Sur le plateau, une chaise sur laquelle s’assoit Céline Chariot, photographe, performeuse belge. En voix Off, elle nous interpelle, nous la voyons, elle nous voit, nous dit-elle. Au cours du spectacle, 50 minutes, elle ne dira pas un mot, deux femmes dialogueront en voix Off.

Céline Chariot aux saluts de “Marche Salope” – Photo B.T.


La voilà qui démonte la chaise, barreau par barreau et les aligne devant le public. Elle construit un décor, une chambre avec un matelas, oreiller et drap, des coquilles d’huîtres disposées tout autour qu’elle écrase à l’aide d’une massue et qu’elle numérote de 1 à 21, un réveil, des BD, une lampe, un cendrier plein… Au final, apparaît une grande tache de sang au milieu du matelas dont elle s’enduit le visage. Ce sera le numéro 22. Et toujours dans le plus profond silence de sa part.

En voix Off, deux femmes échangent sur le viol, l’amnésie traumatique des ados pour lesquelles les faits ne refont surface que 20 ou 30 années plus tard, l’impossibilité de déposer plainte après 33 ans lorsque le viol a été commis sur une adolescente (nous sommes en Belgique), l’aigle laissant tomber les huîtres du ciel afin qu’elles se brisent…

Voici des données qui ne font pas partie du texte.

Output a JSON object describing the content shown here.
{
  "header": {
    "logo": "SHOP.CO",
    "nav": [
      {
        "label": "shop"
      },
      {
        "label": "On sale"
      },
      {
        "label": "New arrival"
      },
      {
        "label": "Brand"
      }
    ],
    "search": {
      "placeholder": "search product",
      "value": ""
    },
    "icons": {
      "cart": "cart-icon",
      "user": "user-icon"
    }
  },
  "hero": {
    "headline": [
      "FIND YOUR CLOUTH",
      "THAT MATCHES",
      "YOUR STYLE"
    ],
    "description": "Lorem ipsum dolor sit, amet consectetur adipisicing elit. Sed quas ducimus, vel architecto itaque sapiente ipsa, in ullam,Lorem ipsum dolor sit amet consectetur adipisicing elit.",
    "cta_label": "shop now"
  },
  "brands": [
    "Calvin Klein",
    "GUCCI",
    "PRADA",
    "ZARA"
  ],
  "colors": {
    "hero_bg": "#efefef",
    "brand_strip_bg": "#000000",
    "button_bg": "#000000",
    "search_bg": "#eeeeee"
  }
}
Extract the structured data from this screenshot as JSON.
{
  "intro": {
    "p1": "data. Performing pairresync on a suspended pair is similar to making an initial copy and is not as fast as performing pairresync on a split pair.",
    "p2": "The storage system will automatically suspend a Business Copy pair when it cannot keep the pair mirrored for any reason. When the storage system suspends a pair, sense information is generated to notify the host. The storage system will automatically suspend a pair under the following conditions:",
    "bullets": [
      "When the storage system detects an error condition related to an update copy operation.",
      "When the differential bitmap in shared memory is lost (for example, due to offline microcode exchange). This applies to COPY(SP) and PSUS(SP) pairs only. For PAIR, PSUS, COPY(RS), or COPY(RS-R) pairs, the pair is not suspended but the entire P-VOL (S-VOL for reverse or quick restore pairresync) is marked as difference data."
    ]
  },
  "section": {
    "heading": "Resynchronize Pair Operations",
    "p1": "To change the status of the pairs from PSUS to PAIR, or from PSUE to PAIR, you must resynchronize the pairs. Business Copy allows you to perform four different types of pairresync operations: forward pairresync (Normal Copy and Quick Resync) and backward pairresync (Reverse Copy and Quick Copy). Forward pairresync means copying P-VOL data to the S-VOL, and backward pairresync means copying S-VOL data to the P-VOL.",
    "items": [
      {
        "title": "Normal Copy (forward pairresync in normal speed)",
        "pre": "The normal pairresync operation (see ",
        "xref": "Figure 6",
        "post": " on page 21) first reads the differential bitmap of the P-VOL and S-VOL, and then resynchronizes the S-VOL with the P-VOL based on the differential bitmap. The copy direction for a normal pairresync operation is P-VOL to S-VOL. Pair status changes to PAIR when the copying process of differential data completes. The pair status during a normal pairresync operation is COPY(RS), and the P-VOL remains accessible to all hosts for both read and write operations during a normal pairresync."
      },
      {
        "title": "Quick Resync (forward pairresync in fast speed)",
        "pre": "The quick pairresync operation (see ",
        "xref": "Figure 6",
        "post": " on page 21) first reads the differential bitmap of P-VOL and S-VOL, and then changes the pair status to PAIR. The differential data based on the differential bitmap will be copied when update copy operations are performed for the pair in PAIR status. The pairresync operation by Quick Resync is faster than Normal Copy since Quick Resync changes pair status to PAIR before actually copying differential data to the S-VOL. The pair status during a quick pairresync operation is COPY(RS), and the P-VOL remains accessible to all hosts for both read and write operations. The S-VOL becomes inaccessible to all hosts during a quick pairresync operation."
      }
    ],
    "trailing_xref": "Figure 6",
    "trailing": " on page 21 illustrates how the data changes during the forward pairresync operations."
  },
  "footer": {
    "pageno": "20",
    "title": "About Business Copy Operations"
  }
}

Chaque geste, chaque attitude de Céline Chariot doit être interprété comme la métaphore du viol et de ses conséquences, son silence, la tache de sang sur le matelas et le visage, la chaise démontée, les huîtres brisées… Performance exceptionnelle !

Le Colonel des zouaves

Le texte est d’Olivier Cadiot, la mise en scène de Ludovic Lagarde, la création du spectacle date de 1997 avec Laurent Poitrenaux sur scène. C’est ce dernier qui, après plus de 200 représentations, a confié le rôle à Guillaume Costanza, dans un acte de transmission.

L’homme sur le plateau se définit comme une sorte de majordome, ou de domestique, ou de jardinier, plus tard l’amant d’une femme. Il réside dans une riche demeure bourgeoise où sont invités de non moins riches personnages. Les histoires qu’il raconte ont-elles été réellement vécues par cet homme, ou imagine-t-il la vie qu’il n’a pas, voire la vie d’un autre ?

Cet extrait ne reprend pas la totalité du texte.